Reportagem Novas aventuras além-mar

Claudiana e Marildo: descobertas e aventuras compartilhadas

00:00 · 02.09.2017 / atualizado às 18:38

O blog “Casa dos 40” – um de aventuras e experiências além-mar” foi a melhor maneira que Claw Cordero encontrou para relatar a vida em Portugal. Nele, traz, por exemplo, vídeos de lugares incríveis para visitar no Porto, onde reside desde 2015. Claw Cordero é nome artístico da cearense Claudiana Cordeiro, 43 anos, administradora de empresa e designer de interiores, que foi parar em Portugal por uma mudança de percurso de última hora. 

Juntos há oito anos, ela e o marido estavam de mudança de Fortaleza para São Paulo. Lá, Marildo Montenegro, 39 anos, cursaria mestrado. A conversa com uma amiga residente em Portugal, porém, levou o designer gráfico a optar pelo mestrado na Universidade do Porto. Motivos foram muitos para a decisão: maior facilidade para a validação do diploma no Brasil, acordo de assistência de saúde pública entre Brasil e Portugal e o reagrupamento familiar (Claudiana está em situação legal no país por ser casada com o estudante). 

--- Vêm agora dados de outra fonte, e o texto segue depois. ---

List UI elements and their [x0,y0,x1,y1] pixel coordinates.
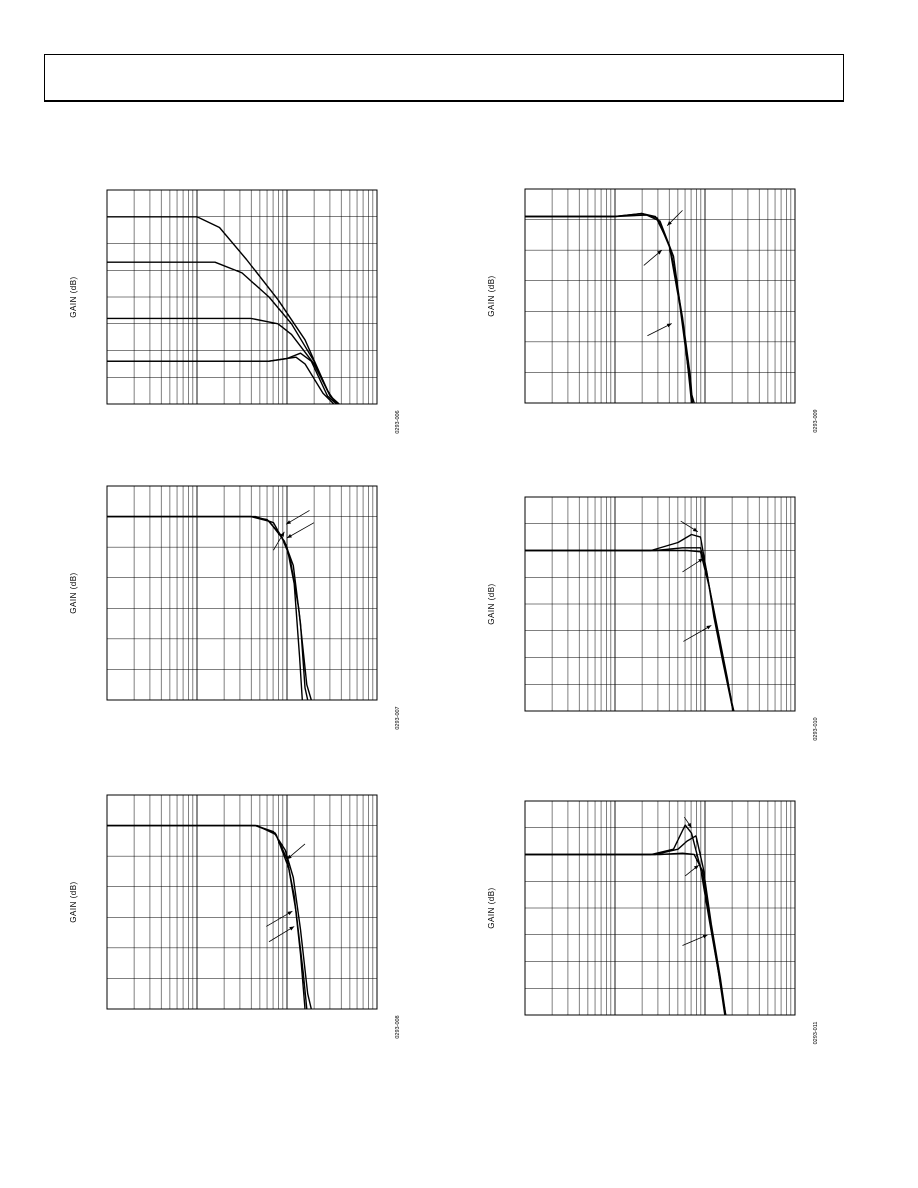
callout-arrowhead [692,527,698,532]
gain-chart-2: GAIN (dB) 0293-007 [69,485,401,730]
callout-arrowhead [286,520,292,525]
series-line-3 [525,852,726,1016]
callout-arrow-2 [286,522,315,539]
gain-chart-4: GAIN (dB) 0293-009 [487,188,819,433]
callout-arrowhead [702,934,708,939]
callout-arrowhead [693,865,699,870]
callout-arrowhead [657,250,662,255]
gain-chart-5: GAIN (dB) 0293-010 [487,496,819,741]
grid [106,795,377,1009]
callout-arrow-2 [266,910,293,927]
callout-arrowhead [287,534,292,538]
series-line-3 [525,549,734,712]
callout-arrowhead [687,822,692,828]
figure-id: 0293-011 [813,1022,819,1045]
plot-frame [106,794,378,1010]
plot-frame [106,189,378,405]
plot-frame [524,800,796,1016]
plot-frame [524,188,796,404]
grid [524,497,795,711]
series-line-2 [107,261,338,405]
series-line-2 [525,835,727,1016]
callout-arrow-3 [683,625,712,642]
plot-frame [524,496,796,712]
grid [106,190,377,404]
series-line-5 [107,356,335,405]
callout-arrowhead [698,558,704,563]
series-line-3 [107,824,308,1010]
series-line-3 [525,214,693,404]
figure-id: 0293-006 [395,410,401,433]
series-line-2 [525,547,735,712]
callout-arrow-3 [268,926,295,943]
y-axis-label: GAIN (dB) [487,583,496,624]
grid [524,189,795,403]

Após dois anos da nova experiência, eles avaliam ter feito o melhor investimento de suas vidas, juntando todas as economias e partindo para a “aventura” muito bem programada. Curtem cada etapa da mudança. Consideram que fecharam o primeiro ciclo da nova fase ao vivenciarem as quatro estações no país. “Os primeiros quatro meses foram de adaptação, todo dia era um dia novo, a gente foi à procura de apartamento para arrendar, conhecer pessoas, conviver com novos hábitos”, vai enumerando Marildo, enquanto Claudiana complementa: “precisávamos entender a cultura e sociedade portuguesas, adaptarmos a outro estilo de vida, por isso fiz o blog para demonstrar todo esse meu sentimento de aprendizado”.

A conversa com o casal de cearenses foi assim: cada um com suas impressões sobre as experiências vivenciadas a dois, a maioria convergentes. “Com jeitinho brasileiro, conseguimos tirar o inverno de letra. Aprendemos a montar móveis, ligar forno elétrico, um monte de coisas, são muitas situações diferentes, coisas a aprender”, diz Marildo.

Desacelerar 

Morar em Portugal proporcionou também mais tranquilidade. Para Claudiana, o ritmo é diferente: “Estamos a aprender a desacelerar, a ‘olhar com os olhos de ver’ (termo muito usado aqui). A gente consegue ter mais qualidade de vida do que no Brasil, que era só trabalhar, trabalhar. Hoje, temos sensibilidade para escolher a hora até de não fazer nada, de parar e ir a um parque ver o pôr do sol”.

Profissionalmente, ela tenta trilhar o seu caminho. Não conseguiu ainda espaço para se firmar como designer de interiores e aposta no trabalho como consultora imobiliária. Estuda inglês e francês. Marildo dedica o tempo integral ao mestrado em design gráfico, cuja dissertação está sendo finalizada. 

Pós e contras 

Além de gostar da facilidade de visitar outros países da Europa com preço bem mais acessível, Claudiana diz ser gratificante descobrir o próprio Portugal. “Gosto dessa torre de babel, a toda hora escutamos vários idiomas de estudantes e turistas de outras nacionalidades. Gosto do artesanato, de muita coisa, só não gosto da água gelada do mar”. O marido acrescenta: “A liberdade de fazer quase tudo sozinho é outra vantagem”. 

Entre o rol de fatos que os deixa desconfortáveis está, segundo Claudiana, o elevado índice de violência doméstica conforme os padrões europeus, além de o povo achar que o Brasil se resume ao Rio de Janeiro. Para Marildo, as lojas e serviços abrirem tarde e fecharem mais cedo do que no Brasil é também outro inconveniente.

Afora isso, vão curtindo cada momento. A convivência com os portugueses surpreende. Chegaram à conclusão que “são uns queridos”. Na maioria das vezes, querem conversar, contar casos, falar das novelas brasileiras. Ficam, porém, um pouco irritados se a pessoa não conhece a cultura ou não entende o que falam. 

De tão adaptado, o casal lembra que, na primeira viagem de férias no ano passado, começaram a sentir vontade de voltar para casa – e não era a de Fortaleza, mas para o apartamento deles do Porto. “Foi quando começamos a nos sentir realmente em casa”, revela Claudiana.